Berdasarkan ketentuan pasal 131 I.S. ayat (4) maka dibuatlah peraturan tentang Penundukan Sukarela ke dalam Hukum Perdata Eropa yang diatur dalam Stb. 1917-12 jo. 528.
Stb. 1917-12 ini pada mulanya akan diperuntukkan golongan bukan Eropa yaitu untuk golongan Pribumi (Bumi Putera) dan Timur Asing. Setelah dikeluarkannya Stb. 1917-129 dan Stb. 1924 No. 556 dan 557 yang memberlakukan seluruh hukum Perdata Eropa untuk golongan Timur Asing Tionghoa maupun bukan Tionghoa dengan perkecualian hukum adat yang tertentu. Selanjutnya Stb. 1917-12 hanya berlaku terhadap golongan Pribumi, yang mana golongan Pribumi saat itu masih berlaku hukum adatnya.

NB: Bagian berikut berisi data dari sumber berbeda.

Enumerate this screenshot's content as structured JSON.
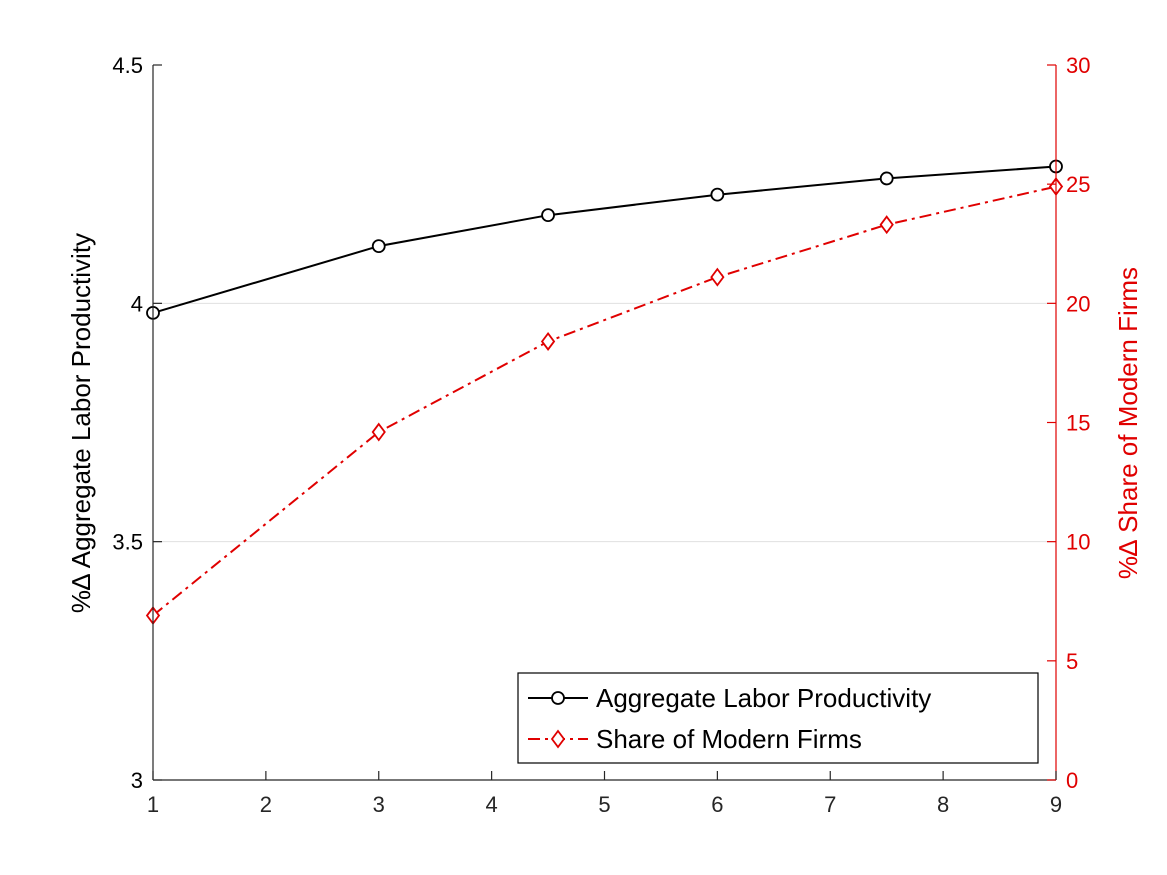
{
  "chart_data": {
    "type": "line",
    "title": "",
    "xlabel": "",
    "ylabel": "%∆ Aggregate Labor Productivity",
    "ylabel_right": "%∆ Share of Modern Firms",
    "xlim": [
      1,
      9
    ],
    "ylim": [
      3,
      4.5
    ],
    "ylim_right": [
      0,
      30
    ],
    "xticks": [
      "1",
      "2",
      "3",
      "4",
      "5",
      "6",
      "7",
      "8",
      "9"
    ],
    "yticks": [
      "3",
      "3.5",
      "4",
      "4.5"
    ],
    "yticks_right": [
      "0",
      "5",
      "10",
      "15",
      "20",
      "25",
      "30"
    ],
    "grid": "horizontal at left-axis ticks",
    "legend_position": "bottom-right",
    "colors": {
      "left_axis": "#000000",
      "right_axis": "#e00000",
      "grid": "#e0e0e0"
    },
    "series": [
      {
        "name": "Aggregate Labor Productivity",
        "axis": "left",
        "marker": "circle",
        "line_style": "solid",
        "color": "#000000",
        "x": [
          1,
          3,
          4.5,
          6,
          7.5,
          9
        ],
        "values": [
          3.98,
          4.12,
          4.185,
          4.228,
          4.262,
          4.287
        ]
      },
      {
        "name": "Share of Modern Firms",
        "axis": "right",
        "marker": "diamond",
        "line_style": "dash-dot",
        "color": "#e00000",
        "x": [
          1,
          3,
          4.5,
          6,
          7.5,
          9
        ],
        "values": [
          6.9,
          14.6,
          18.4,
          21.1,
          23.3,
          24.9
        ]
      }
    ]
  }
}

Stb. 1917-12 menentukan adanya 4 (empat) macam cara penundukan sukarela ke dalam hukum perdata Eropa, sebagai berikut:
1.             Penundukan untuk seluruhnya kepada hukum perdata Eropa. Ini berarti seluruh hukum Perdata Eropa berlaku baginya (pasal 1 s/d 17) untuk selama-lamanya; tetapi tidak berarti ia pindah dari golongan Pribumi ke golongan Eropa, ia tetap  golongan Pribumi (Bumi Putera).
2.             Penundukan dengan sukarela untuk sebagian dari hukum perdata Eropa. Artinya orang yang melakukan tindakan ini, dikemudian hari berlaku baginya sebagian hukum Perdata Eropa. Menurut pasal 18 s/d 25, penundukan sebagian ini seperti yang berlaku bagi golongan Timur asing bukan Tionghoa (Stb. 1924-556) misalnya hukum kekayaan/harta benda dan hukum waris testamenten, tidak termasuk hukum keluarga dan hukum waris tanpa wasiat.
3.             Penundukan dengan sukarela kepada hukum perdata Eropa mengenai suatu tindakan hukum tertentu. 
Tindakan penundukan hukum tertentu ini merupakan penundukan asli, artinya ialah penundukan ke dalam hukum perdata Eropa yang pertama-tama dibuka bagi mereka yang baginya tidak berlaku hukum perdata Eropa. Bagi yang melakukan penundukan tertentu ini yang bersangkutan menyadari bahwa tindakan yang dilakukan dan akibat hukum yang terjadi dikemudian hari dikuasai oleh hukum Eropa; misalnya penundukan pada hukum yang berhubungan dengan harta kekayaan saja.
Contoh : Jual beli, sewa menyewa dan sebagainya.
4.             Penundukan anggapan atau penundukan secara diam-diam. Penundukan diri tidak dengan sengaja pada hukum perdata Eropa, misalnya: menandatangani surat-surat dagang, wesel atau cek, promes, meng-asuransikan jiwa pada suatu perusahaan pertanggungan (asuransi), menjadi peserta anggota perseroan yang tunduk pada hukum perdata Eropa.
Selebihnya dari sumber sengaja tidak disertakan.